The main goal of GENSO is to realise a worldwide network of radio amateur and university ground stations to support the operations of university satellites.
In order to achieve this goal, GENSO has been designed as a distributed system connected via the internet. The software applications that facilitate the data sharing have been developed in Java by an international team of students. Mission controllers of university satellites can normally gather around 20 minutes of data per day with their own university ground station. GENSO will give them free access to potentially hundreds of stations around the globe via the internet and increase their data return to many hours per day. It will also allow them to command their spacecraft from the other side of the world.
GENSO offers the capability to plan and schedule utilisation of ground station resources, predict the trajectories of spacecraft over the ground station and automate tracking and hardware control during a pass. The downlinked mission data is provided to the mission controllers within a few minutes of the end of the pass. A real-time communications link for transmission of telecommands and reception of telemetry is also possible.

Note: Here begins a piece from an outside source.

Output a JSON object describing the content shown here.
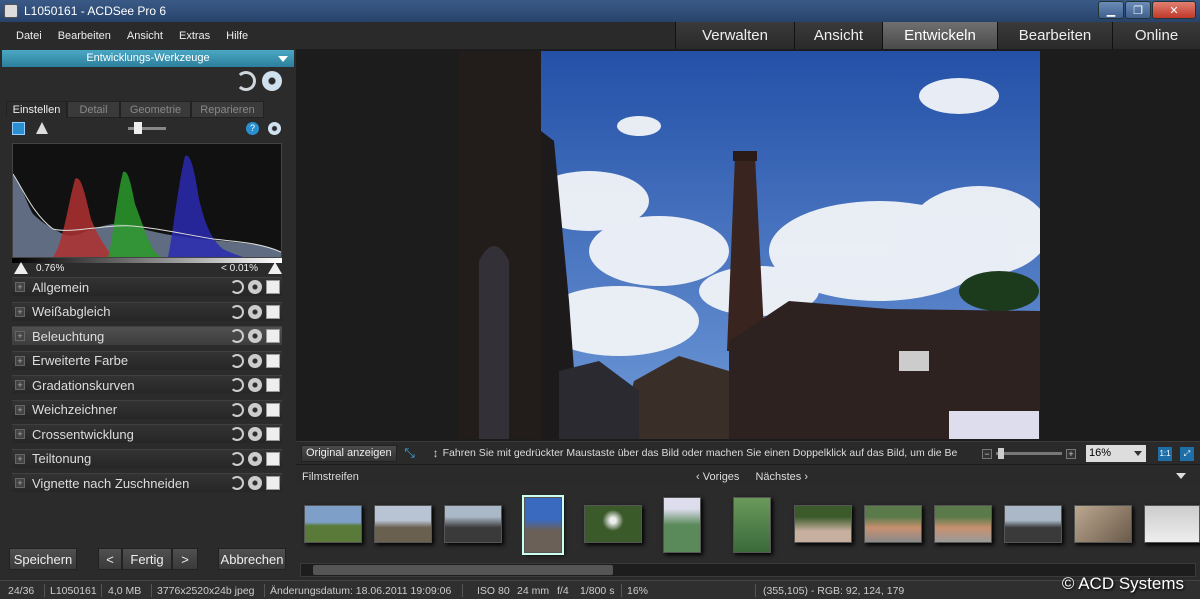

GENSO is a project of the European Space Agency (ESA) and is coordinated by ESA's Education Office. The University of Vigo in Spain hosts the European Operations Node and coordinates access to the GENSO network. The software development was carried out by a distributed set of students and radio amateur teams worldwide. From 2007-2010, over 100 students from universities in Europe, Japan and the USA contributed to GENSO.
GENSO means "Global Educational Network for Satellite Operations".